As I explained here, there are wide divergences in the year-end RBA cash rate forecasts. For example, Market Economics and Credit Suisse are the two most bearish with 100 basis points of cuts forecast to a 2.5% cash rate by December. Closely following are Westpac and 4Cast at 2.75%. In contrast, at least 13 economic forecasters are saying we will either get no more cuts (ie, cash rate stays at 3.5%), or just one more to 3.25% before end December. Yesterday Westpac notified clients that they have now dropped their previous forecast of a July cut, although they still hold their projection of three more cuts before the year is out:
The Reserve Bank Board meets next week on July 3. We had expected the Board to decide to cut rates by 25bps. However, the contents of the Minutes for the June Board meeting make it clear that a cut in July is unlikely. Despite what we considered to be a sound case to cut rates on domestic grounds in June the Board did not agree. The Minutes revealed that the decision to cut was “finally balanced”, and “recent domestic data had not suggested a significant weakening in conditions compared with forecasts a month earlier”.
The justification for the decision was entirely around “clear evidence suggesting a softening in global conditions”....Prior to the June meeting we assessed the neutral overnight cash rate to be 4%, 25bps above the official cash rate at the time of 3.75%. That is, policy was only mildly stimulatory. With the recent cut of the cash rate to 3.5% and neutral following slightly to 3.95%, the policy stance at 45bps below neutral is still only slightly in the stimulatory zone – described by the Board as “a measure of stimulus”.
When the overnight cash rate bottomed out at 3% in 2009 it was around 150bps below neutral. Furthermore, that was a time when fiscal policy was extremely stimulatory (a cumulative stimulus of 6% of GDP in 2008/9 – 2009/10 and the Australian dollar was around USD0.80.
In clear contrast, today fiscal policy is now contractionary (the RBA estimates that the 2012 Budget is likely to subtract something between ¾ to 1 ½ percent from growth in real GDP) and the Australian dollar is above parity at a time when the terms of trade are declining. Financial conditions could hardly be described as stimulatory.
Since the last Board meeting the GDP report for the March quarter printed growth of 1.3% (4.3% annual). That annual number is exaggerated by base effects. The quarterly number was largely driven by consumer spending (up 1.6%) and, predictably, mining investment, which added 0.9ppts and 1.1ppts respectively to growth. Other components were quite weak with residential investment, equipment investment, commercial building, exports and hours worked all contracting...

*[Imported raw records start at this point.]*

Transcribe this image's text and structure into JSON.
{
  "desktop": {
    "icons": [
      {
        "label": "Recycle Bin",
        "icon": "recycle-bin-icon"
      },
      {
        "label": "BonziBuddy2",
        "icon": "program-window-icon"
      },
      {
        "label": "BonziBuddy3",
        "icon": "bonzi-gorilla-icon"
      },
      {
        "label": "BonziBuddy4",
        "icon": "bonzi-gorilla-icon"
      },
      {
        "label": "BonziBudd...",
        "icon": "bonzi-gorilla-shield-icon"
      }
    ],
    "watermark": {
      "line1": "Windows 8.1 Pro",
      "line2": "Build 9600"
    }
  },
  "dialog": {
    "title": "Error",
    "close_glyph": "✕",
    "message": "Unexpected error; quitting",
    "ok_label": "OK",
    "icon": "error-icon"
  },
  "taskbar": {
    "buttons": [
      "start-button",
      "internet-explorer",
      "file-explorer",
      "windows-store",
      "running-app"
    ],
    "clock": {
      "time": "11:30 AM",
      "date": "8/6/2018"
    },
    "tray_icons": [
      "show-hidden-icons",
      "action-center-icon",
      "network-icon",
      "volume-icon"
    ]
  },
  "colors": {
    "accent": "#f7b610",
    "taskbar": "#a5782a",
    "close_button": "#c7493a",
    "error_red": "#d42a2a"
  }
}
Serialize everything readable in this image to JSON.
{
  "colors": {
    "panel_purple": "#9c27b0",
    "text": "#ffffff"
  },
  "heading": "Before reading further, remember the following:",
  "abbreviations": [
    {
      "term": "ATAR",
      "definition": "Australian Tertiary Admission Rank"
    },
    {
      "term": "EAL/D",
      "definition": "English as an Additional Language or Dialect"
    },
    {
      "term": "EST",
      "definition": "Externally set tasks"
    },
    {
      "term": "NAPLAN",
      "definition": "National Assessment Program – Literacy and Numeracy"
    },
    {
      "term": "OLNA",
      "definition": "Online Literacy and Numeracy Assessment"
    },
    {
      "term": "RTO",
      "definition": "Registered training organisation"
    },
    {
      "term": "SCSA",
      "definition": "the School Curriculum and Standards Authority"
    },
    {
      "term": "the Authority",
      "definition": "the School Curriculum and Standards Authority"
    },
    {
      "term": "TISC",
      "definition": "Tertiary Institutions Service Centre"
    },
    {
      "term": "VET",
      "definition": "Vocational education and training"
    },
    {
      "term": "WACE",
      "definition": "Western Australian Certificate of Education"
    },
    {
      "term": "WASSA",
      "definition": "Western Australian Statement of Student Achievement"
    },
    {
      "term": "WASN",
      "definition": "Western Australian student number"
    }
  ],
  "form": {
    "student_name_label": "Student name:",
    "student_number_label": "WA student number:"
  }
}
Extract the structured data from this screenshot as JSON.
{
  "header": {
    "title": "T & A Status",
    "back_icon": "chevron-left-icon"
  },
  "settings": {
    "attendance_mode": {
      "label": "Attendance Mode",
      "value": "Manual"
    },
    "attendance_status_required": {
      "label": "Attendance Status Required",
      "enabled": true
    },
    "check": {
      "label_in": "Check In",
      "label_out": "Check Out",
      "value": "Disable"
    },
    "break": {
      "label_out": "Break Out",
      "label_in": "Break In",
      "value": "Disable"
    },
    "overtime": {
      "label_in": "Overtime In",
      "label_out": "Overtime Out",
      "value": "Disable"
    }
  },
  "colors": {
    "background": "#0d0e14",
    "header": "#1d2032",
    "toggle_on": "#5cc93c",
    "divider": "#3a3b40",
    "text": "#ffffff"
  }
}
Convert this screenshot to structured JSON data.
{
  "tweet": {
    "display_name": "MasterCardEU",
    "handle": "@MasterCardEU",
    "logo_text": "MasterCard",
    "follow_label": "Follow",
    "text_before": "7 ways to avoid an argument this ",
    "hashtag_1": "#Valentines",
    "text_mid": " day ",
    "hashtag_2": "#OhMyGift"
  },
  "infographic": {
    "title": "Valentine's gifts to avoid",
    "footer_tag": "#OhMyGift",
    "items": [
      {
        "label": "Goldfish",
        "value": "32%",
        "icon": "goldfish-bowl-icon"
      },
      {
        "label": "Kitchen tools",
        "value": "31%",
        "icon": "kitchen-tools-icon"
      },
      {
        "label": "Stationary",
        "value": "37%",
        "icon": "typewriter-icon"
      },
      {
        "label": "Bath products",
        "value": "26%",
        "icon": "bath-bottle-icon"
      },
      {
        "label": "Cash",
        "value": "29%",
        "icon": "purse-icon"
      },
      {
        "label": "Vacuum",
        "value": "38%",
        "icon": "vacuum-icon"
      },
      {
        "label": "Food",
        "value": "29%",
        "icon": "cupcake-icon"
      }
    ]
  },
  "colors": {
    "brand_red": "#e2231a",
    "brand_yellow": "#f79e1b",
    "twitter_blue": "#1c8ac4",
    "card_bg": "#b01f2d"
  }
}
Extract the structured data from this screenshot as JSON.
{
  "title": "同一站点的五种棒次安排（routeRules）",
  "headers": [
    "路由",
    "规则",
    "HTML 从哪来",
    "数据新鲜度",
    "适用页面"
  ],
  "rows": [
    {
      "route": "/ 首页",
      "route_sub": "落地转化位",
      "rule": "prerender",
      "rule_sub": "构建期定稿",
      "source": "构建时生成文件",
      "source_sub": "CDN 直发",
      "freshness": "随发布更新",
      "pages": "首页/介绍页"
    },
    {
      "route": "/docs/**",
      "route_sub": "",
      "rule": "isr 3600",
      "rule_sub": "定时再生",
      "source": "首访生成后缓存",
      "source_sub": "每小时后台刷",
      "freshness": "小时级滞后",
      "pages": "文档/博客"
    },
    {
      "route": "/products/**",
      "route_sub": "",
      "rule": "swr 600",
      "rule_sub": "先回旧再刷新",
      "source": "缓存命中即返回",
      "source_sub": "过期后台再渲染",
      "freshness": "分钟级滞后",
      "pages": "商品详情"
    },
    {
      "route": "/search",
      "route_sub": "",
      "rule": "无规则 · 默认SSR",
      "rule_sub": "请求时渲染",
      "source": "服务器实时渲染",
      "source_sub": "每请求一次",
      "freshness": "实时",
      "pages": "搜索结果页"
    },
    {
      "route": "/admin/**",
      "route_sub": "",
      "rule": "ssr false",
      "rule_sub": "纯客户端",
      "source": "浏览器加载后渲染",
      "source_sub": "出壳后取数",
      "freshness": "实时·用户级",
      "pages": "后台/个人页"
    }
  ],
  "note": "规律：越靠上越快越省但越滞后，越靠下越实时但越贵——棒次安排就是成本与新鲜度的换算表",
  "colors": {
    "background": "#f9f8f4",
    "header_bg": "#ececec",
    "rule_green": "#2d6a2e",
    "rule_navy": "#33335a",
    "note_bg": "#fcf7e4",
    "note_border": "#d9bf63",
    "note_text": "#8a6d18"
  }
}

The second theme of the June Board meeting was around taking some time to assess the impact of the earlier reductions, with the Minutes noting: “there had not been time to assess the effects of the earlier reductions in the cash rate”.
Since the last Board meeting there has been no extremely adverse global development. The Chinese data would be continuing to surprise the RBA on the downside while Europe continues to be a rolling crisis followed by a ‘band aid’ bail out. Over the last two weeks during my time in Europe I have been struck by the utter despair and uncertainty associated with European developments. The US, as we expected, remains caught in a secular phase of low growth as agents adjust to the overhang of excessive debt in the household and government sectors.
However, as indicated by global bond rates, there has been no further step down in global financial conditions which might prompt the Board to move in spite of its clear intentions as indicated in the Minutes.
Our argument that financial conditions are hardly stimulatory, interest rate sensitive parts of the economy are struggling, inflation is low and that global uncertainty will continue to undermine confidence still support our forecast of a further 75bps in RBA rate cuts.